2. [quote=fifthrapiers;25338]Hello-

a.) I have to write an algorithm, that, if given n numbers (all distinct), say a_1, a_2, a_3, ...., a_n, the algorithm will return the smallest and largest numbers in the list. Then, determine the exact number of comparisons that the algorithm performs.[/tex]

Code:

function FindSmallestAndLargest(a)
//
//  a an array containing numerical values
//
//  the function returns {smallest,largest} which are the
//  smallest and largest values in array a.
//
smallest=inf;
largest=-inf;

n=length(a);

for idx=1 to n

if a(idx)>largest then
largest=a(idx);
endif

if a(idx)<smallest then
smallest=a(idx);
endif

endfor

return {smallest, largest}
endfunction
This code performs 2 comparisons for each trip around the loop, which
is performed n times where n is the length of the array to be processed.

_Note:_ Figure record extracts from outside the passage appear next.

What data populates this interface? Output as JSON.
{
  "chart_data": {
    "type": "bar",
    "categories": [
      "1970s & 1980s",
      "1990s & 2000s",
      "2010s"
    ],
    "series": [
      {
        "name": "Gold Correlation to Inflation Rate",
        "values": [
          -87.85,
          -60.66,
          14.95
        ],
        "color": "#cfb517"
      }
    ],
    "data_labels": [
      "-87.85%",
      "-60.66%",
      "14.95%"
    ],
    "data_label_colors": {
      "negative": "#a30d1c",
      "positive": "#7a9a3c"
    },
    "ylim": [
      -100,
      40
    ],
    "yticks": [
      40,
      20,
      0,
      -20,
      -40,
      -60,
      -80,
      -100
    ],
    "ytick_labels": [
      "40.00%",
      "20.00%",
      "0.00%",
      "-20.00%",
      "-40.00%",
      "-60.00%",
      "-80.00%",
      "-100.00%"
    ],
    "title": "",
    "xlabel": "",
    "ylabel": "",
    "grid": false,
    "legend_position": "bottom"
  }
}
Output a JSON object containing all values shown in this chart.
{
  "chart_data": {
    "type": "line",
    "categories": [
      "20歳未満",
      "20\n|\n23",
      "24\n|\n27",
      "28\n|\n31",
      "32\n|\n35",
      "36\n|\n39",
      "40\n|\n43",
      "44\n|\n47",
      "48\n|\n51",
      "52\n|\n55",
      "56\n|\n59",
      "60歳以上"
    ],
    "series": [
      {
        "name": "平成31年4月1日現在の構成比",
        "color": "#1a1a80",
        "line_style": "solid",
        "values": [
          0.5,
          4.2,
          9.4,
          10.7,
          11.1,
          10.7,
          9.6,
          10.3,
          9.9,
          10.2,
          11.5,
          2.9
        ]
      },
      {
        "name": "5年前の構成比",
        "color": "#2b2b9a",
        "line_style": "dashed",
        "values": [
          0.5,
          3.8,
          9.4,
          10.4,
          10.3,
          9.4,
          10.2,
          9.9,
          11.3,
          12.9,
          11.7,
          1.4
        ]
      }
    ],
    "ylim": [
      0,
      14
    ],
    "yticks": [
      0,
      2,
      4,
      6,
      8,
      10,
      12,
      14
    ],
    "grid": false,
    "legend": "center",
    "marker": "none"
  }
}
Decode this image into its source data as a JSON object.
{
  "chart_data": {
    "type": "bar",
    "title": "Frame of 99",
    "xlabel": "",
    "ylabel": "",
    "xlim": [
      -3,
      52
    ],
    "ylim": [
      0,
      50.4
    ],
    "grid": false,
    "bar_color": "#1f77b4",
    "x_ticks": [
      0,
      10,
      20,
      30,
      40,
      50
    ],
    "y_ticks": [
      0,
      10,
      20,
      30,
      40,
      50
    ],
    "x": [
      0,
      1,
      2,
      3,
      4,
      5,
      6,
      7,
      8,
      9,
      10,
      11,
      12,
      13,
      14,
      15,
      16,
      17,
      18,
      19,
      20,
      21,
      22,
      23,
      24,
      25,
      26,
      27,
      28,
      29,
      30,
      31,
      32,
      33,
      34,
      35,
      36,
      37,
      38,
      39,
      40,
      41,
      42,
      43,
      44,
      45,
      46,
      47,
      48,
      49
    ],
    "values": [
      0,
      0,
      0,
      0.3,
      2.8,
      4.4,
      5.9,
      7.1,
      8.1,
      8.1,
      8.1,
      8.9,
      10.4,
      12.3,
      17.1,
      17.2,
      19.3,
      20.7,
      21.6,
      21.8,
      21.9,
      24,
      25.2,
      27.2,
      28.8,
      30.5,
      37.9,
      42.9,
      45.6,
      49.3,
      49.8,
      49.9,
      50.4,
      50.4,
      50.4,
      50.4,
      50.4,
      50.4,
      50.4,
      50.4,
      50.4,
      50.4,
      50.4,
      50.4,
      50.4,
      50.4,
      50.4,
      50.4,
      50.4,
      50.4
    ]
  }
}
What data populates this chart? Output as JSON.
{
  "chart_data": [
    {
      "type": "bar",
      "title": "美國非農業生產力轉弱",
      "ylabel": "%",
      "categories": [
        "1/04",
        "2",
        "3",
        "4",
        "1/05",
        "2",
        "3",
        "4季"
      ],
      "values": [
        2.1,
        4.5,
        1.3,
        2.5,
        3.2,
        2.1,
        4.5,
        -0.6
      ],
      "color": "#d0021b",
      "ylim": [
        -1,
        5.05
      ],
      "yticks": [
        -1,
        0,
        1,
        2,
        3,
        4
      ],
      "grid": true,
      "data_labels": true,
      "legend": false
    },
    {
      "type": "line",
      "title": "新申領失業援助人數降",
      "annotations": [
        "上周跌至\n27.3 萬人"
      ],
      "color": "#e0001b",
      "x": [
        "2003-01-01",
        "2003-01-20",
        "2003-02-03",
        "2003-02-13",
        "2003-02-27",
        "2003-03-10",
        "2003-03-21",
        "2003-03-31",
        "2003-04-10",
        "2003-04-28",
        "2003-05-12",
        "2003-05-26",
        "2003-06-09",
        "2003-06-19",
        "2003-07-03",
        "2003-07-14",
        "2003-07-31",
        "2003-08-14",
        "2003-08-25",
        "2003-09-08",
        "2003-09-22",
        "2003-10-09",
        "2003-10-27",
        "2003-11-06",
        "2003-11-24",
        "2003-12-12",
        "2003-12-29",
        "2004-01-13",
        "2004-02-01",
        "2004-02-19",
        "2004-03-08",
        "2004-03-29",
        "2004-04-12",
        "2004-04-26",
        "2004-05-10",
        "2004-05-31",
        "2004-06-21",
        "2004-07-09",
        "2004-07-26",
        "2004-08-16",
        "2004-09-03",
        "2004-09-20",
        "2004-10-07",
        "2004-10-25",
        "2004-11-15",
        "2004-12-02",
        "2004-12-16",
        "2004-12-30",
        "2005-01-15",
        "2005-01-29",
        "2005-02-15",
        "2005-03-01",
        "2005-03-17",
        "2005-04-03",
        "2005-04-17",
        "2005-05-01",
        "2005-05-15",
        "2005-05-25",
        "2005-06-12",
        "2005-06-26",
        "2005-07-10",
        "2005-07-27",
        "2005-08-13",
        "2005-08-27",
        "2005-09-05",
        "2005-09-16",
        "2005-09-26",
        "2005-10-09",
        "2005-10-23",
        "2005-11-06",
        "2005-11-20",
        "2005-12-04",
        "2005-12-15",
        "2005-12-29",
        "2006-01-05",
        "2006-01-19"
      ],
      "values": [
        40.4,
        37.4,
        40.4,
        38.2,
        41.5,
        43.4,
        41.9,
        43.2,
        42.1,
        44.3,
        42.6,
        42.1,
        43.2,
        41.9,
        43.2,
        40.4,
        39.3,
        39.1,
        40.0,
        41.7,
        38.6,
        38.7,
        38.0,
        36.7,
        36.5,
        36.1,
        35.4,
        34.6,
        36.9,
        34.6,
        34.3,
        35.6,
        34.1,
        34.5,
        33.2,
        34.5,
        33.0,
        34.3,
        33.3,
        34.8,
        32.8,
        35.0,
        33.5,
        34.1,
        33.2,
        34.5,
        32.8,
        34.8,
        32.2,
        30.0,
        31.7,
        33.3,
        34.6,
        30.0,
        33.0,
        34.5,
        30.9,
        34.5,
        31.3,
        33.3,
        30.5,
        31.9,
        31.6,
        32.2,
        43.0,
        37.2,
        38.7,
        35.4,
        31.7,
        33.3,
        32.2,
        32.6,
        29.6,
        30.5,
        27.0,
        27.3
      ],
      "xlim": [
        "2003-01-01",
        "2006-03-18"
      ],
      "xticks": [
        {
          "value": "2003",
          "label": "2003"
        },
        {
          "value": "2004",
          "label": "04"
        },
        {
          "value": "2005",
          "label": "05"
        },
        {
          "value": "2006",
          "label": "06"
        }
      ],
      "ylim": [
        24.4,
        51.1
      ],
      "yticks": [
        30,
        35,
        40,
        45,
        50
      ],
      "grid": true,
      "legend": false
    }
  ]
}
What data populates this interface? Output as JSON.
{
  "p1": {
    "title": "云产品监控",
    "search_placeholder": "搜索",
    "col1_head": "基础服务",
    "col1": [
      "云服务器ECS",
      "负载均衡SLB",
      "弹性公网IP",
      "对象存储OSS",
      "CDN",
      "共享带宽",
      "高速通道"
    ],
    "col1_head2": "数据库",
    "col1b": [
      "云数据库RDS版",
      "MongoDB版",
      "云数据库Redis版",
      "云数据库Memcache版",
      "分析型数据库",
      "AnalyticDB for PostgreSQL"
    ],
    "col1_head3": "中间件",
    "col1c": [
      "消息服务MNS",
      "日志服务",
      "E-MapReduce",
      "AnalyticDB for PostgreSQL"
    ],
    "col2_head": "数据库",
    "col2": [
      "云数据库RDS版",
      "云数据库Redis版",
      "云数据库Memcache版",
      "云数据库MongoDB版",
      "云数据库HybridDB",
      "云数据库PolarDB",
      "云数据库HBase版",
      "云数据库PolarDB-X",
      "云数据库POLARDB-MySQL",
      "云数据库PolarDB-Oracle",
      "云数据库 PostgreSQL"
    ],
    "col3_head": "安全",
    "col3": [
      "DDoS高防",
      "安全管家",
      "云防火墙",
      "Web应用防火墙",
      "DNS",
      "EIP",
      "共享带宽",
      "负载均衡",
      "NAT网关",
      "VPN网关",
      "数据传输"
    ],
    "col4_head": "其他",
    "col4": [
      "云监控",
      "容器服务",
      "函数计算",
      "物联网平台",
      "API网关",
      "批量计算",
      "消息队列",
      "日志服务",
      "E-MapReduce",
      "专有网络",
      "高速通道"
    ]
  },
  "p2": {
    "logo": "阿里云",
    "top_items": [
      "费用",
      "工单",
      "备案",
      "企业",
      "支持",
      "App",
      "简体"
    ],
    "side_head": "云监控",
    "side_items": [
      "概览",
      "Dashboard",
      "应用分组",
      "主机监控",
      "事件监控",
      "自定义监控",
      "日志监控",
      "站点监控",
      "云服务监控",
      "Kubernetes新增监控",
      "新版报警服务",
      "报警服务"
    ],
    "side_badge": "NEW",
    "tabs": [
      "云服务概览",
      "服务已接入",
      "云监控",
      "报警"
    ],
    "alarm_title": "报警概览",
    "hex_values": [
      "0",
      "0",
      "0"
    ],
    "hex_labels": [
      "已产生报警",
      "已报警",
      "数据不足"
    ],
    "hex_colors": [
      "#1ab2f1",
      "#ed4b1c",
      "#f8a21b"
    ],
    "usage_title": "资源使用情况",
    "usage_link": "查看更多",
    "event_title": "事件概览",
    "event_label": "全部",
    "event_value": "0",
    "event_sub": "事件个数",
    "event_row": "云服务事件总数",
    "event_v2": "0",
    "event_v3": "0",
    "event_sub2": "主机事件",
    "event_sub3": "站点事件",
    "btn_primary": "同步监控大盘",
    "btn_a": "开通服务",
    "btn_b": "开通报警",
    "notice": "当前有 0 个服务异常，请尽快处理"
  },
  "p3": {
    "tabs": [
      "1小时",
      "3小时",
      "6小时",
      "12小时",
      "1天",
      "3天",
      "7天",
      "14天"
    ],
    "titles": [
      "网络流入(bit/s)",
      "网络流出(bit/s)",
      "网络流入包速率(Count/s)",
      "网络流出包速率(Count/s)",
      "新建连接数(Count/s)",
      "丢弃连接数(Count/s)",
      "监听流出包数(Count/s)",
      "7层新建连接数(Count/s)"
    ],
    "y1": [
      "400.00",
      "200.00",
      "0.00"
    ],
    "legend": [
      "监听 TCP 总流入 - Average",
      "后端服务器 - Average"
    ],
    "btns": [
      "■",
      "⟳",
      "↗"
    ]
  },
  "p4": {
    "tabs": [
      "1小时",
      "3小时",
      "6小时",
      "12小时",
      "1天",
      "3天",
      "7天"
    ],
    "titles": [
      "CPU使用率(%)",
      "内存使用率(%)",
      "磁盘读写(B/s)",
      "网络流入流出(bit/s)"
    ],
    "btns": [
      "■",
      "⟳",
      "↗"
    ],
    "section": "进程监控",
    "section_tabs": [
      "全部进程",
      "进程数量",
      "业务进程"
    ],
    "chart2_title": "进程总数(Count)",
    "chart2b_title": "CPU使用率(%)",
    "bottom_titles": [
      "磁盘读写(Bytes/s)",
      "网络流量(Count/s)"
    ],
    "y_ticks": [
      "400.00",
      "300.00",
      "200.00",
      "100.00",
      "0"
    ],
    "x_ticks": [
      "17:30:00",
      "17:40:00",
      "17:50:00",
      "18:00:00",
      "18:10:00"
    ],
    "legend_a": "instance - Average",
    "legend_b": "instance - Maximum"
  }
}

Thus the total number of comparisons is 2n.

RonL

(Part b will have to wait as at present I can think only of an algorithm
with average performance comparable to the target, not one with
a deterministic performance)

3. Part B (I claim no credit for the idea in the following algorithm it
is the result of researching the field to find the same. The best
I could come up with of off my own bat was an algorithm with
an average number of comparisons ~3n/2)

Code:

function FindSmallestAndLargest(a)
//
//  a an array containing numerical values
//
//  the function returns {smallest,largest} which are the
//  smallest and largest values in array a.
//
smallest=inf;
largest=-inf;

n=length(a);

//  if list length not even add a dummy element
//  to make it so

if !even(n)
a=a|a(n);
n=n+1;
endif

//  loop over idx=1, 3, .. n-1

for idx=1 to n-1 step 2

if a(idx)>a(idx+1)
if a(idx)>largest then
largest=a(idx);
endif
if a(idx+1)<smallest then
smallest=a(idx+1);
endif
else
if a(idx+1)>largest then
largest=a(idx+1);
endif
if a(idx)<smallest then
smallest=a(idx);
endif
endif

endfor

return {smallest, largest}
endfunction
This works by first comparing a pair of elements then comparing the larger
with the current largest, and the smaller with the current smallest for a
total of three comparisons for every two elements in the list, ie for 3n/2
comparions for an even length list and 3(n+1)/2 comparisons for an odd
length list (the list having had to be padded with an extra element in this
case to make the length even).

This may be summarise using the ceiling function $\lceil . \rceil$, as:

$
CC=\lceil 3n/2 \rceil
$

Where the ceiling function gives the smallest integer larger than its argument.

RonL